In this paper we consider the possible dependence of the market price of risk on time and interest rates. This fact gives as a result that the risk-neutral drift, which is one of the coefficients of the pricing equation, also depends on time and interest rates. Then, we estimate the risk-neutral drift directly from the slope of the yield curve. This approach is very accurate as we show with a numerical experiment. In order to obtain the term structure we also propose a suitable finite difference method, which converges to the true solution. Finally, we obtain and compare the yield curves with data from the US Treasury Bill market.
The term structure of interest rates has fascinated generations of researchers, [1], [2], [3] and [4]. This fact should not come as a surprise. An understanding of the stochastic behavior of interest rates is important for the conduct of the monetary policy, the public debt management, the expectations of the real economy activity and inflation, the risk management of a portfolio of securities, and the valuation of interest rate derivatives, [5].
This paper focuses attention on one-factor short rate models. Although they have several shortcomings, they are still very attractive for academics and practitioners. They promise to offer stable and consistent models, with parsimonious structure for the fundamental behavior of interest rates and term structure.
In the empirical implementation of the one-factor models there is only one state variable, the instantaneous interest rate. However when we use the Theory of Arbitrage we also need to use the risk-neutral probability or equivalently, the market price of risk which is unobservable. Traditionally, this function has been considered arbitrary and even constant to find a closed-form solution. However, this fact can lead to misspecification.
The aim of this paper is to analyze the effect on the market price of risk dependence on time and interest rate on the yield curves. The cost of considering more realistic functions in the model is that a closed-form solution is not known. However this is not a problem because we propose an efficient numerical method to provide an accurate approximated solution for the term structure problems. Moreover, we propose to estimate the short rate risk-neutral drift directly from the slope of the yield curve. Therefore, we have to estimate neither the interest rate drift nor the market price of risk. This fact reduces the misspecification of these functions, the computational cost of the model and finally, the term structure errors.

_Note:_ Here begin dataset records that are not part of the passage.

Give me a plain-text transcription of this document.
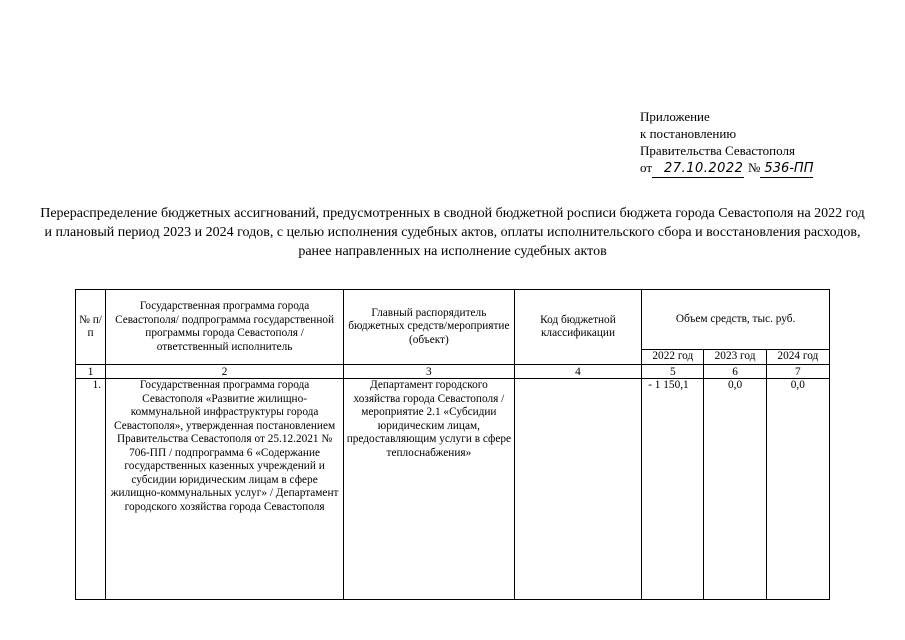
Приложение
к постановлению
Правительства Севастополя
от 27.10.2022 № 536-ПП
Перераспределение бюджетных ассигнований, предусмотренных в сводной бюджетной росписи бюджета города Севастополя на 2022 год и плановый период 2023 и 2024 годов, с целью исполнения судебных актов, оплаты исполнительского сбора и восстановления расходов, ранее направленных на исполнение судебных актов
№ п/п	Государственная программа города Севастополя/ подпрограмма государственной программы города Севастополя / ответственный исполнитель	Главный распорядитель бюджетных средств/мероприятие (объект)	Код бюджетной классификации	Объем средств, тыс. руб.		
				2022 год	2023 год	2024 год
1	2	3	4	5	6	7
1.	Государственная программа города Севастополя «Развитие жилищно-коммунальной инфраструктуры города Севастополя», утвержденная постановлением Правительства Севастополя от 25.12.2021 № 706-ПП / подпрограмма 6 «Содержание государственных казенных учреждений и субсидии юридическим лицам в сфере жилищно-коммунальных услуг» / Департамент городского хозяйства города Севастополя	Департамент городского хозяйства города Севастополя / мероприятие 2.1 «Субсидии юридическим лицам, предоставляющим услуги в сфере теплоснабжения»		- 1 150,1	0,0	0,0
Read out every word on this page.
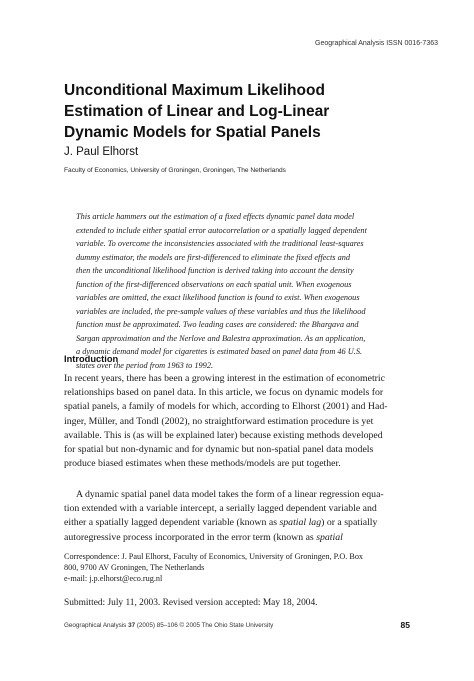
Geographical Analysis ISSN 0016-7363
Unconditional Maximum Likelihood
Estimation of Linear and Log-Linear
Dynamic Models for Spatial Panels
J. Paul Elhorst
Faculty of Economics, University of Groningen, Groningen, The Netherlands
This article hammers out the estimation of a fixed effects dynamic panel data model
extended to include either spatial error autocorrelation or a spatially lagged dependent
variable. To overcome the inconsistencies associated with the traditional least-squares
dummy estimator, the models are first-differenced to eliminate the fixed effects and
then the unconditional likelihood function is derived taking into account the density
function of the first-differenced observations on each spatial unit. When exogenous
variables are omitted, the exact likelihood function is found to exist. When exogenous
variables are included, the pre-sample values of these variables and thus the likelihood
function must be approximated. Two leading cases are considered: the Bhargava and
Sargan approximation and the Nerlove and Balestra approximation. As an application,
a dynamic demand model for cigarettes is estimated based on panel data from 46 U.S.
states over the period from 1963 to 1992.
Introduction
In recent years, there has been a growing interest in the estimation of econometric
relationships based on panel data. In this article, we focus on dynamic models for
spatial panels, a family of models for which, according to Elhorst (2001) and Had-
inger, Müller, and Tondl (2002), no straightforward estimation procedure is yet
available. This is (as will be explained later) because existing methods developed
for spatial but non-dynamic and for dynamic but non-spatial panel data models
produce biased estimates when these methods/models are put together.
A dynamic spatial panel data model takes the form of a linear regression equa-
tion extended with a variable intercept, a serially lagged dependent variable and
either a spatially lagged dependent variable (known as spatial lag) or a spatially
autoregressive process incorporated in the error term (known as spatial
Correspondence: J. Paul Elhorst, Faculty of Economics, University of Groningen, P.O. Box
800, 9700 AV Groningen, The Netherlands
e-mail: j.p.elhorst@eco.rug.nl
Submitted: July 11, 2003. Revised version accepted: May 18, 2004.
Geographical Analysis 37 (2005) 85–106 © 2005 The Ohio State University	85
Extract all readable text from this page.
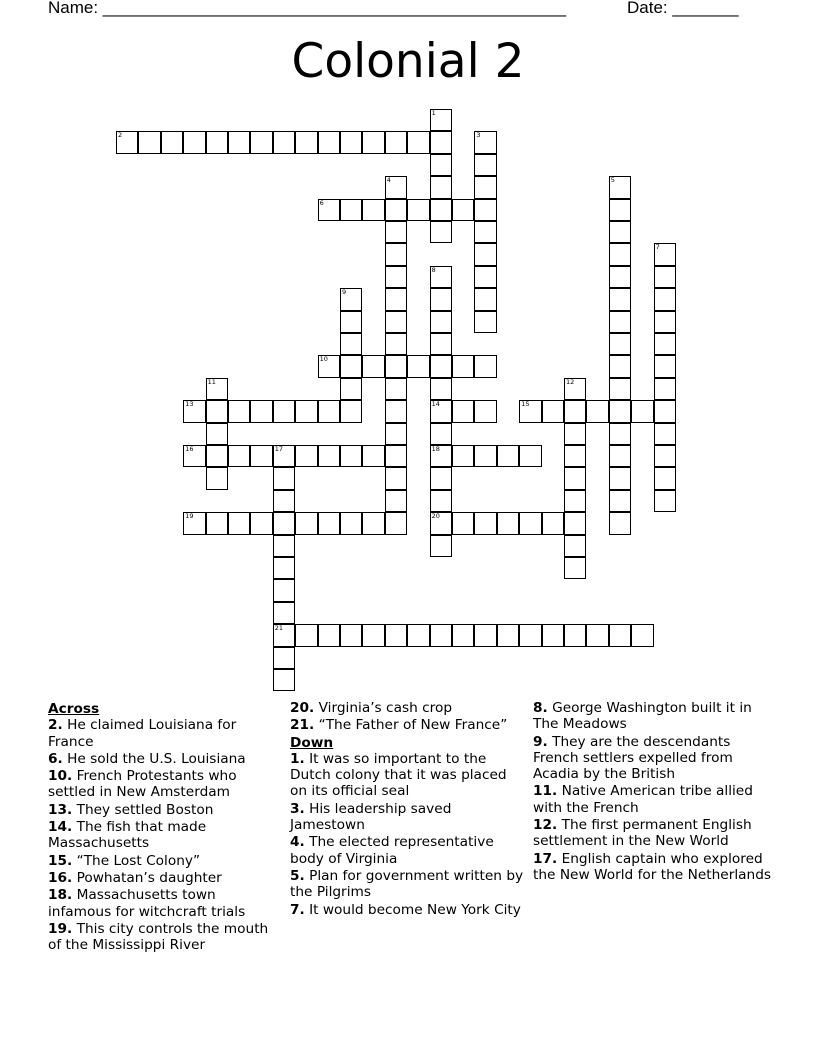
Name: _________________________________________________	Date: _______
Colonial 2
1
2	3
4	5
6
7
8
14
18
20
9
10
11	12
13	15
16	17
21
19
Across
2. He claimed Louisiana for France
6. He sold the U.S. Louisiana
10. French Protestants who settled in New Amsterdam
13. They settled Boston
14. The fish that made Massachusetts
15. “The Lost Colony”
16. Powhatan’s daughter
18. Massachusetts town infamous for witchcraft trials
19. This city controls the mouth of the Mississippi River
20. Virginia’s cash crop
21. “The Father of New France”
Down
1. It was so important to the Dutch colony that it was placed on its official seal
3. His leadership saved Jamestown
4. The elected representative body of Virginia
5. Plan for government written by the Pilgrims
7. It would become New York City
8. George Washington built it in The Meadows
9. They are the descendants French settlers expelled from Acadia by the British
11. Native American tribe allied with the French
12. The first permanent English settlement in the New World
17. English captain who explored the New World for the Netherlands
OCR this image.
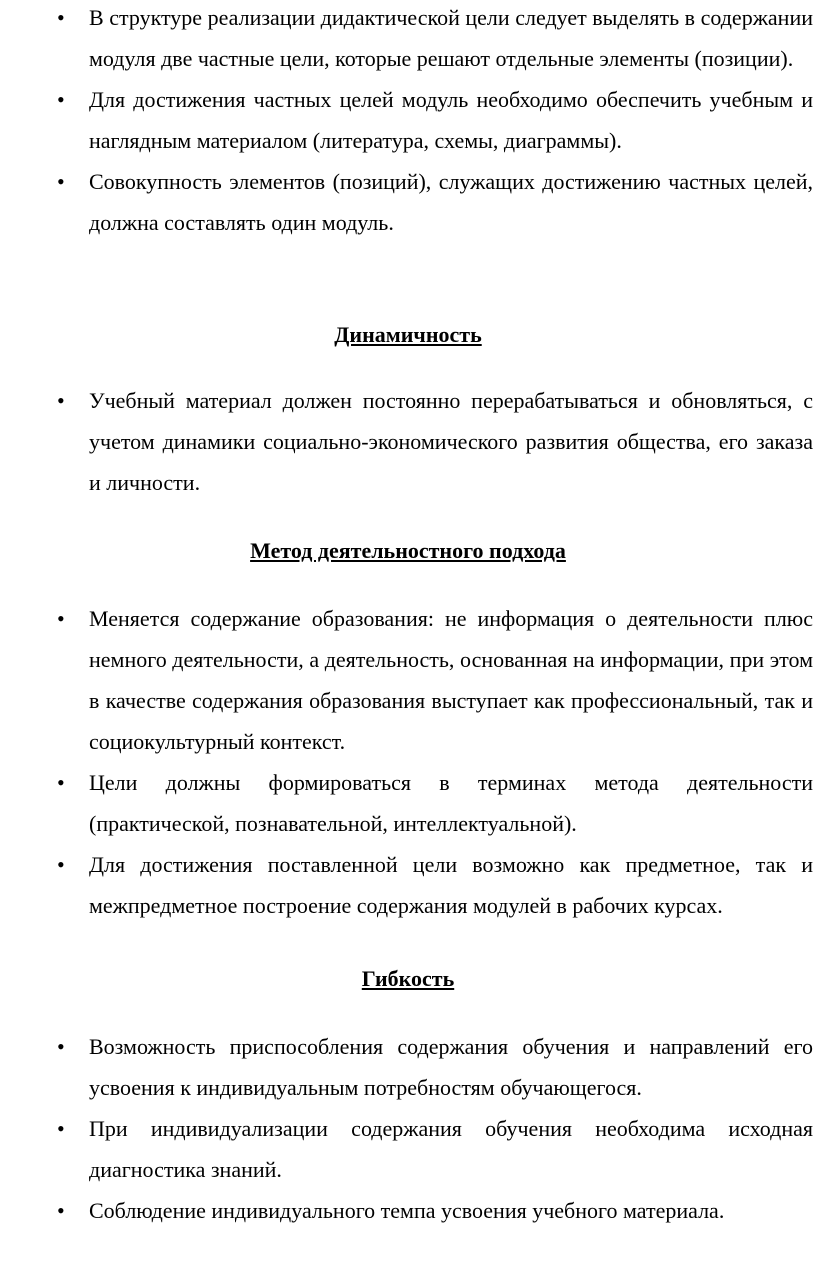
• В структуре реализации дидактической цели следует выделять в содержании модуля две частные цели, которые решают отдельные элементы (позиции).
• Для достижения частных целей модуль необходимо обеспечить учебным и наглядным материалом (литература, схемы, диаграммы).
• Совокупность элементов (позиций), служащих достижению частных целей, должна составлять один модуль.
Динамичность
• Учебный материал должен постоянно перерабатываться и обновляться, с учетом динамики социально-экономического развития общества, его заказа и личности.
Метод деятельностного подхода
• Меняется содержание образования: не информация о деятельности плюс немного деятельности, а деятельность, основанная на информации, при этом в качестве содержания образования выступает как профессиональный, так и социокультурный контекст.
• Цели должны формироваться в терминах метода деятельности (практической, познавательной, интеллектуальной).
• Для достижения поставленной цели возможно как предметное, так и межпредметное построение содержания модулей в рабочих курсах.
Гибкость
• Возможность приспособления содержания обучения и направлений его усвоения к индивидуальным потребностям обучающегося.
• При индивидуализации содержания обучения необходима исходная диагностика знаний.
• Соблюдение индивидуального темпа усвоения учебного материала.
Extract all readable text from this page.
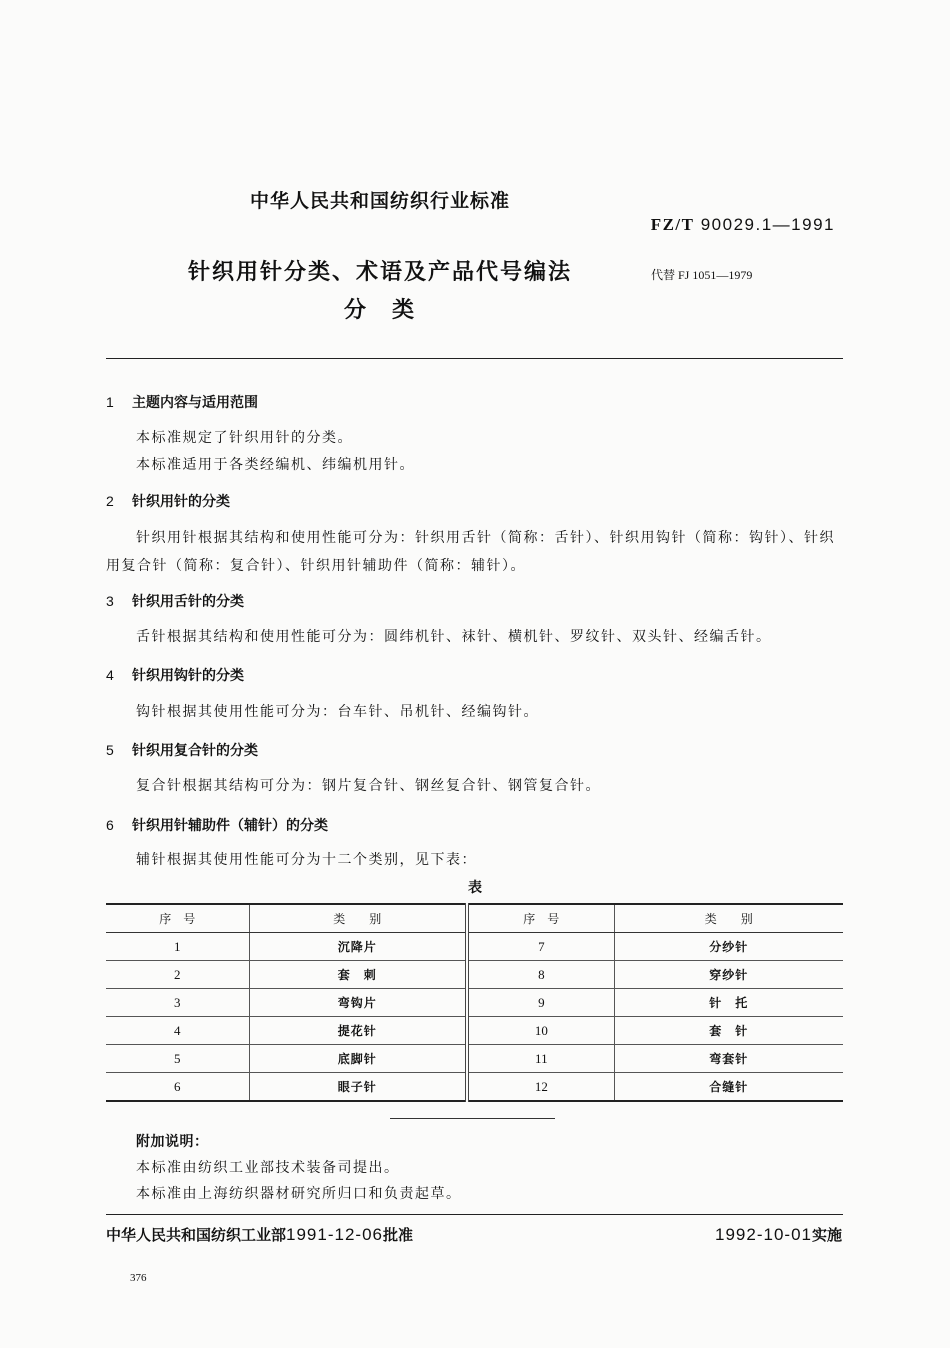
中华人民共和国纺织行业标准
FZ/T 90029.1—1991
针织用针分类、术语及产品代号编法
分　类
代替 FJ 1051—1979
1 主题内容与适用范围
本标准规定了针织用针的分类。
本标准适用于各类经编机、纬编机用针。
2 针织用针的分类
针织用针根据其结构和使用性能可分为：针织用舌针（简称：舌针）、针织用钩针（简称：钩针）、针织用复合针（简称：复合针）、针织用针辅助件（简称：辅针）。
3 针织用舌针的分类
舌针根据其结构和使用性能可分为：圆纬机针、袜针、横机针、罗纹针、双头针、经编舌针。
4 针织用钩针的分类
钩针根据其使用性能可分为：台车针、吊机针、经编钩针。
5 针织用复合针的分类
复合针根据其结构可分为：钢片复合针、钢丝复合针、钢管复合针。
6 针织用针辅助件（辅针）的分类
辅针根据其使用性能可分为十二个类别，见下表：
表
序　号	类　　别	序　号	类　　别
1	沉降片	7	分纱针
2	套　刺	8	穿纱针
3	弯钩片	9	针　托
4	提花针	10	套　针
5	底脚针	11	弯套针
6	眼子针	12	合缝针
附加说明：
本标准由纺织工业部技术装备司提出。
本标准由上海纺织器材研究所归口和负责起草。
中华人民共和国纺织工业部1991-12-06批准	1992-10-01实施
376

The rest of the paper is organized as follows. Section 2 briefly describes a term structure model with one stochastic variable, the instantaneous interest rate. Then, we show some of the most well-known models in the term structure literature, [2] and [6]. Moreover we propose some generalizations for the market price of risk of these models. As a consequence, we obtain some new models that we call MODCIR and MODCKLS, respectively. In Section 3 we show an efficient approach to estimate the risk-neutral drift directly from data in the markets. Furthermore, we make a numerical experiment to show the properties of this approach. In Section 4 we propose a finite difference method to solve the pricing equation when a closed-form solution is not known and we show some properties as its convergence. In Section 5, we estimate the parameters of traditional [2] and [6], and new MODCIR and MODCKLS models from recent US Treasury Bill data and we obtain the yield curves. We conclude in Section 6.
Traditionally in the literature of the term structure, the interest rate process and the market price of risk have been chosen in terms of simplicity and tractability. For example, the CIR model is affine. In the literature, there is a high array of papers trying to explain which process explains the behavior of the interest rates more precisely, for example [6]. In contrast, there is scarcely evidence of papers trying to explain which process explains more accurately the behavior of the market price of risk or equivalently, the risk-neutral drift. However, the risk-neutral drift is one of the two coefficients of the pricing equation and a key element in the Theory of Arbitrage [8].
The main conclusions that we can draw from this paper are the following. First it is not necessary to estimate either the drift of the interest rates or the market price of risk; it is enough to estimate the risk-neutral drift. This approach allows us to reduce the errors and the computational cost as we showed in Section 3 by means of a numerical experiment.
Secondly, it is not necessary to choose the functions of the model in order to know a closed-form solution for the pricing equation. We propose an efficient numerical method which provides an approximated solution that converges to the exact one.
Finally, from the empirical analysis of recent US Treasury data, we show that considering the market price of risk dependence on time as well as interest rates provides more accurate yield curves when interest rates are not too low. Furthermore, we also show that the risk-neutral drift of the short rates has a higher influence than the volatility in the pricing equation.